Cruz v. New York City Transit Authority

*689In an action to recover damages for personal injuries, the defendant appeals from a judgment of the Supreme Court, Queens County (Flaherty, J.), dated December 15, 2004, which, upon a jury verdict finding it 50% at fault in the happening of the accident and the plaintiff 50% at fault, and upon an order of the same court dated November 23, 2004, denying its motion, inter alia, pursuant to CPLR 4404 (a) to set aside the verdict and for judgment as a matter of law dismissing the complaint, is in favor of the plaintiff and against it.

Ordered that the judgment is reversed, on the law, with costs, the branch of the motion which was to set aside the verdict and for judgment as a matter of law dismissing the complaint is granted, the complaint is dismissed, and the order dated November 23, 2004, is modified accordingly.

In this action to recover damages for personal injuries resulting from the alleged negligent maintenance by the defendant of a staircase located at the 74th Street and Roosevelt Avenue subway stop in Queens, the jury returned a verdict on the issue of liability finding the plaintiff and the defendant each 50% at fault in the happening of the accident. The defendant timely moved, inter alia, pursuant to CPLR 4404 (a) to set aside the verdict and for judgment as a matter of law dismissing the complaint. The court denied the motion and the instant appeal ensued.

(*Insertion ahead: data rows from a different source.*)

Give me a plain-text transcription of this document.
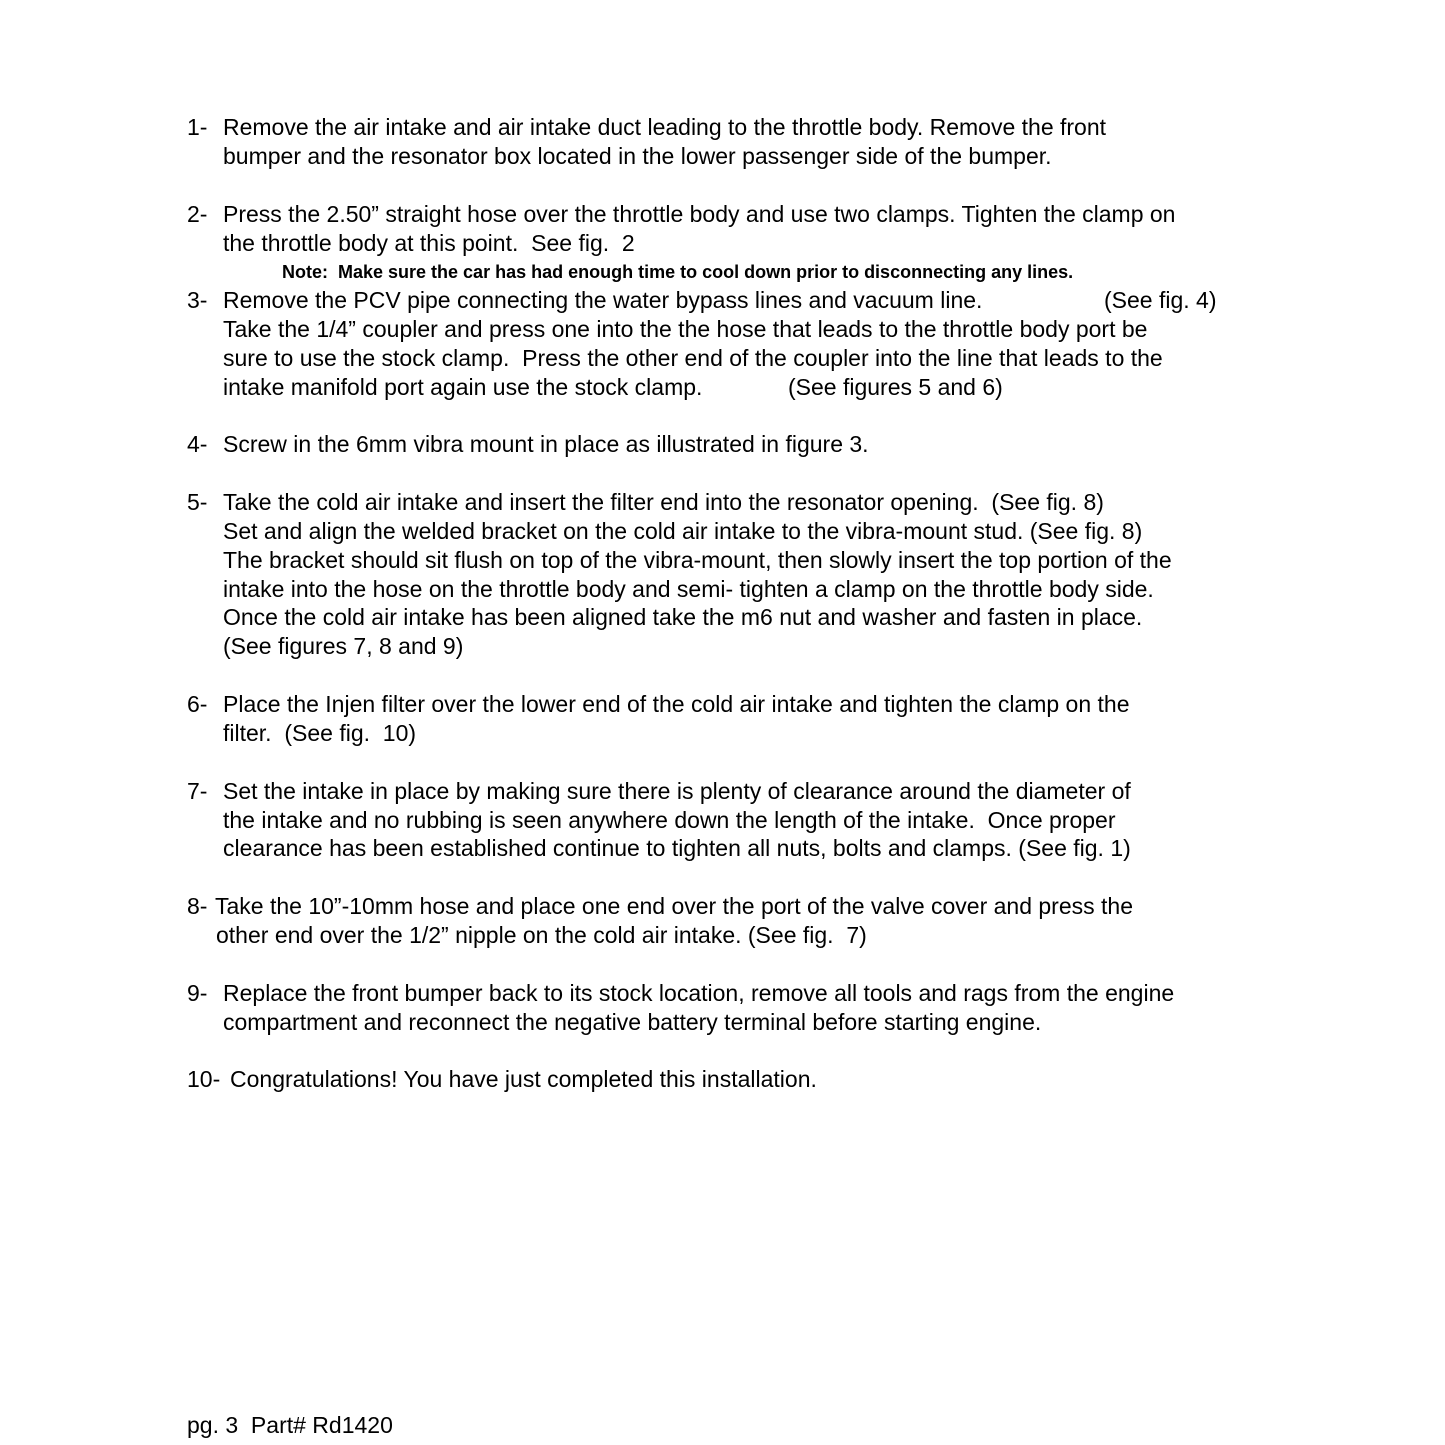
1- Remove the air intake and air intake duct leading to the throttle body. Remove the front
bumper and the resonator box located in the lower passenger side of the bumper.
2- Press the 2.50” straight hose over the throttle body and use two clamps. Tighten the clamp on
the throttle body at this point.  See fig.  2
Note:  Make sure the car has had enough time to cool down prior to disconnecting any lines.
3- Remove the PCV pipe connecting the water bypass lines and vacuum line.	(See fig. 4)
Take the 1/4” coupler and press one into the the hose that leads to the throttle body port be
sure to use the stock clamp.  Press the other end of the coupler into the line that leads to the
intake manifold port again use the stock clamp.	(See figures 5 and 6)
4- Screw in the 6mm vibra mount in place as illustrated in figure 3.
5- Take the cold air intake and insert the filter end into the resonator opening.  (See fig. 8)
Set and align the welded bracket on the cold air intake to the vibra-mount stud. (See fig. 8)
The bracket should sit flush on top of the vibra-mount, then slowly insert the top portion of the
intake into the hose on the throttle body and semi- tighten a clamp on the throttle body side.
Once the cold air intake has been aligned take the m6 nut and washer and fasten in place.
(See figures 7, 8 and 9)
6- Place the Injen filter over the lower end of the cold air intake and tighten the clamp on the
filter.  (See fig.  10)
7- Set the intake in place by making sure there is plenty of clearance around the diameter of
the intake and no rubbing is seen anywhere down the length of the intake.  Once proper
clearance has been established continue to tighten all nuts, bolts and clamps. (See fig. 1)
8- Take the 10”-10mm hose and place one end over the port of the valve cover and press the
other end over the 1/2” nipple on the cold air intake. (See fig.  7)
9- Replace the front bumper back to its stock location, remove all tools and rags from the engine
compartment and reconnect the negative battery terminal before starting engine.
10- Congratulations! You have just completed this installation.
pg. 3  Part# Rd1420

The only testimony offered was that of the plaintiff, who testified that on October 4, 2001, at about 7:20 a.m., she got off the No. 7 train and was descending a staircase to catch another train. She was holding the handrail and, after she took about seven steps, she slipped on a newspaper which she described as folded with grease stains on it. She further testified that she was sure that this was the same newspaper she had seen two days earlier because it had the same grease stains on it. She did not see the newspaper the day before because she did not use that subway that day. She claimed that on other days the staircase had lots of garbage on it.

On cross-examination the plaintiff testified that she did not step over the newspaper because she did not see it. Moreover, the plaintiff was unable to describe the newspaper with any significant particularity as to date, headlines, or ads. She conceded that upon seeing the newspaper and garbage two days earlier she took no steps to report the debris to the defendant New *690York City Transit Authority. The plaintiff called no other witnesses and rested. The defendant also rested without calling any witnesses.

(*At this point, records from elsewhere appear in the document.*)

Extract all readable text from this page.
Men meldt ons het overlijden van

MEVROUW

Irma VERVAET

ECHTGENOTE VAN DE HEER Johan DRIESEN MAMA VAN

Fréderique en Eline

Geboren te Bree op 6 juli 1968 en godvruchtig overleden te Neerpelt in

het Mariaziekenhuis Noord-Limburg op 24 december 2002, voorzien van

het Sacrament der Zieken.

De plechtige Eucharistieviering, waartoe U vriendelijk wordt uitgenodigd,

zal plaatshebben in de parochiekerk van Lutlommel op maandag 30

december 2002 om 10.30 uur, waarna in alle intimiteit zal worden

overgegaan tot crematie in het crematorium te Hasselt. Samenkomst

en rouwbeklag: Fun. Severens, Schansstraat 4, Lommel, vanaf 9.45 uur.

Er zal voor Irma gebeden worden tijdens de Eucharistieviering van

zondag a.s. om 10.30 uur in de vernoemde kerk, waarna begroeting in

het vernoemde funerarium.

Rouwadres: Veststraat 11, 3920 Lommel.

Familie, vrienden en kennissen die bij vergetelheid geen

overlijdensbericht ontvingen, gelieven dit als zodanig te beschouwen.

We agree with our dissenting colleague that great deference must be given to the jury’s determination of issues involving credibility. However, that principle should not be carried to such an extreme that a verdict is allowed to stand based on testimony which is utterly incredible as a matter of law because it is manifestly untrue, physically impossible, or contrary to common experience, and such testimony should be disregarded as being without evidentiary value notwithstanding that it is uncontradicted (see Loughlin v City of New York, 186 AD2d 176 [1992]).

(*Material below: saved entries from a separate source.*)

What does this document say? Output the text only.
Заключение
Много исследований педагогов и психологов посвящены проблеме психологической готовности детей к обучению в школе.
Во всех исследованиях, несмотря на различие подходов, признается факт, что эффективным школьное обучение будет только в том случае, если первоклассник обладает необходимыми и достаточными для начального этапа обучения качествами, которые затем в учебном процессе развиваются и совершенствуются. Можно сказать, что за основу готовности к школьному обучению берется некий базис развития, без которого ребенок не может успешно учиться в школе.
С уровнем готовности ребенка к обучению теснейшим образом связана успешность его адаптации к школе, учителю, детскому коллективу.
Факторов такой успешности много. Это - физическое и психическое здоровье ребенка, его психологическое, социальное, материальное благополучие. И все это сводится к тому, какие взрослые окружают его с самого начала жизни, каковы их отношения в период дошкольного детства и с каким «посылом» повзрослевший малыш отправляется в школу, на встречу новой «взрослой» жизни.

In this case we find it utterly incredible that (1) the plaintiff, who admitted that she did not see any newspaper on the date of her fall before she fell, had nonetheless observed the newspaper two days earlier, (2) being unable to distinguish to any significant degree the paper which caused her fall, the plaintiff had the keen powers of observation to note that the paper two days earlier was folded and had a grease stain, and (3) after two days of pedestrian traffic, the same newspaper would remain virtually undisturbed. We conclude that the verdict was predicated on testimony which was manifestly untrue and contrary to common experience and is thus incredible as a matter of law and should be afforded no evidentiary value (id.). The record reveals no other facts upon which any possible liability can be imposed upon the defendant. Thus, there was no valid line of reasoning and permissible inferences by which the jury could find in favor of the plaintiff, and the Supreme Court should have granted that branch of the defendant’s motion which was to set aside the verdict and for judgment as a matter of law dismissing the complaint. Miller, J.E, Luciano and Lifson, JJ., concur.